(Reuters) - As 2020 was dawning, the oldest members of the world’s youngest generation - Generation Z - were preparing to emerge into one of the strongest global job markets in decades.
That promising landscape was shredded in a matter of months with the onset of the global coronavirus pandemic. Unemployment soared everywhere, but it visited with a fury on the ranks of the youngest workers, often over-represented in service industries like restaurants and travel that were struck hardest by business shutdowns and restrictions on consumer movement and activities.
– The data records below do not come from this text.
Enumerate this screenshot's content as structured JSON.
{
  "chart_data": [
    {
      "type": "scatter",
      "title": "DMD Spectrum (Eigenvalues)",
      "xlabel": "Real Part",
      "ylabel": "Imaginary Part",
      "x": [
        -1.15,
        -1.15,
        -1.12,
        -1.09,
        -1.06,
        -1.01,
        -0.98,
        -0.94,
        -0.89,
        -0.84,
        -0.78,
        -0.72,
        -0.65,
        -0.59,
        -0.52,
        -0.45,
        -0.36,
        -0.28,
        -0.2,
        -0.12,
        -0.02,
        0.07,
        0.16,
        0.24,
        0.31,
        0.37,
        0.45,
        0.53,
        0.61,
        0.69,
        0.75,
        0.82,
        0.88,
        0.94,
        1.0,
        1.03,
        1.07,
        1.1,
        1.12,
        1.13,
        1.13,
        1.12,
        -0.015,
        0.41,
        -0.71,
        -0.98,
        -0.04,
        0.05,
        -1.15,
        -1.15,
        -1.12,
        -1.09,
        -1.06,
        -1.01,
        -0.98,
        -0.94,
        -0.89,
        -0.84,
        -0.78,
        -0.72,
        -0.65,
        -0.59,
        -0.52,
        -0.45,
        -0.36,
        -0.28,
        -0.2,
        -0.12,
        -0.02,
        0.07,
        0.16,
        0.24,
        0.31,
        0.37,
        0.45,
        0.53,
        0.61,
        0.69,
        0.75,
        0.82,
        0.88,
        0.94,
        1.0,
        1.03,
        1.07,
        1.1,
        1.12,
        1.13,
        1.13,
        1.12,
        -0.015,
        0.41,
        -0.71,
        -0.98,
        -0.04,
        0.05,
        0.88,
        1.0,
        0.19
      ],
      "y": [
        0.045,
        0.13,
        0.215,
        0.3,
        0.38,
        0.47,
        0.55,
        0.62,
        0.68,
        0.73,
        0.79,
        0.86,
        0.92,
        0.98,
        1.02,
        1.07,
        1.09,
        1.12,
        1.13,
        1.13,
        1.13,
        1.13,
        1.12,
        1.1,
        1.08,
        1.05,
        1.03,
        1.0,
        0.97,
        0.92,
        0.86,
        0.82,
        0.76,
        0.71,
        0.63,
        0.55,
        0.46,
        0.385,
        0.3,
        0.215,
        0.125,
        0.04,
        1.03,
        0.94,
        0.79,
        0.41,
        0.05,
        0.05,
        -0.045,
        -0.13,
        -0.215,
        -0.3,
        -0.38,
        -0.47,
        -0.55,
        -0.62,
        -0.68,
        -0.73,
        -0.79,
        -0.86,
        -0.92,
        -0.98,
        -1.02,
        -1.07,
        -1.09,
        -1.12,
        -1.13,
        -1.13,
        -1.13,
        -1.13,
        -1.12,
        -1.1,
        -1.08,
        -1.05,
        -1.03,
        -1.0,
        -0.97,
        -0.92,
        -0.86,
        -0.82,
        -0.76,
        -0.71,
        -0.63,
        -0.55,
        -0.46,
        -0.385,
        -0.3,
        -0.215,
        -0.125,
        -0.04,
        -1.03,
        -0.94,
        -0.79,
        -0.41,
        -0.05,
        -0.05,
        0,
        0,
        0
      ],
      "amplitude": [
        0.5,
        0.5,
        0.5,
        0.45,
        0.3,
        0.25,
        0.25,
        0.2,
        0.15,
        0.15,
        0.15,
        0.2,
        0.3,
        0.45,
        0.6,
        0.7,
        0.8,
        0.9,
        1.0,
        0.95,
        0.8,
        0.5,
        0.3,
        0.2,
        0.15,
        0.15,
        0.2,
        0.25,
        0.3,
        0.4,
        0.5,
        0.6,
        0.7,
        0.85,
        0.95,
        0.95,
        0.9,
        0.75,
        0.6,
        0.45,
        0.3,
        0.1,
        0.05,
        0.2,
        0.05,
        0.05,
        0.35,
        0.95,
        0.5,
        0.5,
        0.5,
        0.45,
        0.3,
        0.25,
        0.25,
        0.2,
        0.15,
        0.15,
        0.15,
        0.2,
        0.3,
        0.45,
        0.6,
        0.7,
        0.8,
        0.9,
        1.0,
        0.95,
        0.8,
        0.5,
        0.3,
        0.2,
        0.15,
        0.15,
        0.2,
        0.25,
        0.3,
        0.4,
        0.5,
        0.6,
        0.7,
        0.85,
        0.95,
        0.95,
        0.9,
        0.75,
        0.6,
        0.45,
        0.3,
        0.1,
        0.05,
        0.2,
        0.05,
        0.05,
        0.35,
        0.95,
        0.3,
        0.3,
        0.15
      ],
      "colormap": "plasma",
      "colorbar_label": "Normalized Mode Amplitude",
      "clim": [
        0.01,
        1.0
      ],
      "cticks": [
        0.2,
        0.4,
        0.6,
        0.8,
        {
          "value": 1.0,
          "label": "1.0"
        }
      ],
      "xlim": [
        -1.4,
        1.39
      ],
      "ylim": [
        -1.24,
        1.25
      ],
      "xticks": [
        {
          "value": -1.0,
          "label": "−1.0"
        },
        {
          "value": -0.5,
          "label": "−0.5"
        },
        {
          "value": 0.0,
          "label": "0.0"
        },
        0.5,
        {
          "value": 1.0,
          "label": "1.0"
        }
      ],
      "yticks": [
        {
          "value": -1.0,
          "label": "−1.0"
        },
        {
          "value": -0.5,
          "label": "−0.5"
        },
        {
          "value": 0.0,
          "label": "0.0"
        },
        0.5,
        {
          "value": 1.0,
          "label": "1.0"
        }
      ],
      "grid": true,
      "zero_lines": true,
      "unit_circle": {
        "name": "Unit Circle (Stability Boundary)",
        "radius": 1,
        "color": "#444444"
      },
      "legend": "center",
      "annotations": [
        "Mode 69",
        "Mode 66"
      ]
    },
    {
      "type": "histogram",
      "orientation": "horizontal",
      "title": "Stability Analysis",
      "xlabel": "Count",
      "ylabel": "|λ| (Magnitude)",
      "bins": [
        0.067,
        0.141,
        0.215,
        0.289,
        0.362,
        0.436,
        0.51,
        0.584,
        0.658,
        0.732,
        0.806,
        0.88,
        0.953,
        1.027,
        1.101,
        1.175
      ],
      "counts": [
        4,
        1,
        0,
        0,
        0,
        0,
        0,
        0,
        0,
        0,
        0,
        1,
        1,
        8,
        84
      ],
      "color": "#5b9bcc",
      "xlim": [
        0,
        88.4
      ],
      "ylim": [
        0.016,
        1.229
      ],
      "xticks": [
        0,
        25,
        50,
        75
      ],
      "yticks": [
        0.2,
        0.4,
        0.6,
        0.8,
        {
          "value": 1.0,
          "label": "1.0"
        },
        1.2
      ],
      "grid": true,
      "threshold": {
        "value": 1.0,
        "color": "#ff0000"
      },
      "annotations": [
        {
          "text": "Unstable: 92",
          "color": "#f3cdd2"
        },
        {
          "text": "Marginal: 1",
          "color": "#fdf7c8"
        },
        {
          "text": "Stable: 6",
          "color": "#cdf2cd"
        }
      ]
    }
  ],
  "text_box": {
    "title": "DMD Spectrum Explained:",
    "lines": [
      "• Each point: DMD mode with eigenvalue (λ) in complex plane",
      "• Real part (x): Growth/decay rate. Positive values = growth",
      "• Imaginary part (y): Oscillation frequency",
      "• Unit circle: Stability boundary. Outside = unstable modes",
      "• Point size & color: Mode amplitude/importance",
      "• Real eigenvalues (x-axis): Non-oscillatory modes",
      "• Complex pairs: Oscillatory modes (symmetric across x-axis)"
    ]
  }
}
Graphic: The youngest workers have lost labor market share
When the pandemic struck in the first quarter of 2020, the youth labor market bracket - 15-to-24-year-olds in most economic statistics - had only just begun to claw back some of their share of the job market lost during the 2007-2009 Great Recession. In the Group of 7 advanced economies, young workers went from accounting for 11.2% of all those employed at the end of 2019 to just 10% at the end of June, according to data from the Organization for Economic Cooperation and Development. More than 6.4 million youths lost work across the G7 in the first half of 2020.
Graphic: Gen Zers hit hard by COVID job loss
In the United States, Gen Z members were more likely than any other age group to report being affected by unemployment or lost income.
A Pew Research Center survey from the spring found that half of those aged 23 or younger said they or someone in their household had lost their job or had their pay reduced because of the pandemic. That compared with just 40% of Millennials, 36% of Gen Xers and 25% of Baby Boomers.
Graphic: U.S. Gen Z unemployment
While the U.S. unemployment rate has dropped to 6.7% from a post-World War Two high of 14.7% in April, it remains well into the double-digits for teens and workers in their early 20s, according to Bureau of Labor Statistics.
Beyond the immediate damage to education and job prospects is the risk of what economists call “scarring,” where the knock-on effects do long-term harm to income levels, access to training, career prospects and even mental well-being.
Data show that periods of youth unemployment cause serious long-term damage. A study by the London-based Centre for Economic Policy Research found that even one month of unemployment for those aged 18-20 knocked 2% of total lifetime income.